With his faithful production designer since 1979, Carol Spier, again building fleshy furniture, Cronenberg is deliberately getting back to genre ground left fallow since his clunky response to AI, eXistenZ (1999), dropping trails to earlier work as he goes in a script which is itself 20 years old. “All hail the New Flesh!” James Woods cried in Videodrome, a reaction to the intimately available imagery of pirate cable and VHS. “Surgery is the new sex,” Timlin suggests here.That dialogue sometimes sounds badly translated, though the cast find its comedy – Stewart’s Timlin quivering with fangirl desire for Saul, who Mortensen gives weary irony leavened by underlying pain, as his mutations heave and creak. Seydoux adds her generous lust for life to a character willing to transgress for art and love, alongside copious nudity male auteurs appear keen to request (see also The French Dispatch).
The disjointed script and plot, minus the feverish, invasive sensations which made this irrelevant in the old work it resembles, don’t help this riff on the director’s own greatest hits. Some ideas remain timely and strong, such as our mutation to survive the microplastics in our guts, extrapolated into a boy chomping a bin.

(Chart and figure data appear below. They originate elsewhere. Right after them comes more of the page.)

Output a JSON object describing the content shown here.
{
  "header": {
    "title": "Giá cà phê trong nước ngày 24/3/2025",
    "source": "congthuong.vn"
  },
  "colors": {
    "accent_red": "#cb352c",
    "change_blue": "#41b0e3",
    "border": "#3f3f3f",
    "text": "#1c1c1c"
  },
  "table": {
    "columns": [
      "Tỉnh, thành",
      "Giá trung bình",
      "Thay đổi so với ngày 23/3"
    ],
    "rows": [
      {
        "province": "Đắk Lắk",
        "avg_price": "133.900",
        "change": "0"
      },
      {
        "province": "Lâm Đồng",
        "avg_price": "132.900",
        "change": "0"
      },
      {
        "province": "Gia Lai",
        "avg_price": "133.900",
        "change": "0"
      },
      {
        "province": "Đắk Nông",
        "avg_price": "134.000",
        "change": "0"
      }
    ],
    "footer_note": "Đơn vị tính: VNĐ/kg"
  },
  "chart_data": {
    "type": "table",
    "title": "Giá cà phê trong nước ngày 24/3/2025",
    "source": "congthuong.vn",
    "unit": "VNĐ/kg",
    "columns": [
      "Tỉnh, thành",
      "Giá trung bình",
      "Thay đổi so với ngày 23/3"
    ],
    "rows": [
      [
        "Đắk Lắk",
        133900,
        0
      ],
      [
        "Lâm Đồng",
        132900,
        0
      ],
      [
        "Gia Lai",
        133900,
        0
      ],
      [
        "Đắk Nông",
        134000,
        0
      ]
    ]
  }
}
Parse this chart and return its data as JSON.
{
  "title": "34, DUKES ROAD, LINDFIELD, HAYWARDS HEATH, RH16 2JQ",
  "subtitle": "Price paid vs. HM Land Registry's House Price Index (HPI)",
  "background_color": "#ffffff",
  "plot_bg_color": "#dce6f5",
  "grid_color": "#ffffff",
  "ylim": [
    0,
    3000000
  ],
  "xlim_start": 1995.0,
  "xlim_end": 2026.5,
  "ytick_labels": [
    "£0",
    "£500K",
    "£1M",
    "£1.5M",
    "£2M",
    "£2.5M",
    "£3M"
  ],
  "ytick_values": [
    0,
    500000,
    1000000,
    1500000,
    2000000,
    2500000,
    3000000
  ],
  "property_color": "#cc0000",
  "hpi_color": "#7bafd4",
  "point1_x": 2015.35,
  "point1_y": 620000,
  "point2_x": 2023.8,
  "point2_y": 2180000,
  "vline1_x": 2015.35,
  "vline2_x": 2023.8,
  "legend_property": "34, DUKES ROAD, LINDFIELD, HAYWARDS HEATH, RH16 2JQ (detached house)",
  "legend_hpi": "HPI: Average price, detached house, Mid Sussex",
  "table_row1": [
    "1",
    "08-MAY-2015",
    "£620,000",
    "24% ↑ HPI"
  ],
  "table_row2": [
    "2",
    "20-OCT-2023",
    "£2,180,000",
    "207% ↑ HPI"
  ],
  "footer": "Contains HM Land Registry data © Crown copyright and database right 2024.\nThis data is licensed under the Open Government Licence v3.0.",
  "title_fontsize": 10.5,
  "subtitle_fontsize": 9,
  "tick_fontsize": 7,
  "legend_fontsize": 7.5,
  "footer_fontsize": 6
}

And Cronenberg climbs over the edge into helplessly creepy territory once, with Saul’s live autopsy of the boy’s body and what he finds there, a scene which suddenly slides out of control, as if the cerebral experiments have gone too far.
Otherwise, Crimes of the Future seems a charmingly grisly artefact of the past, the result of cinemagoers mutating to accept Cronenberg films without a qualm.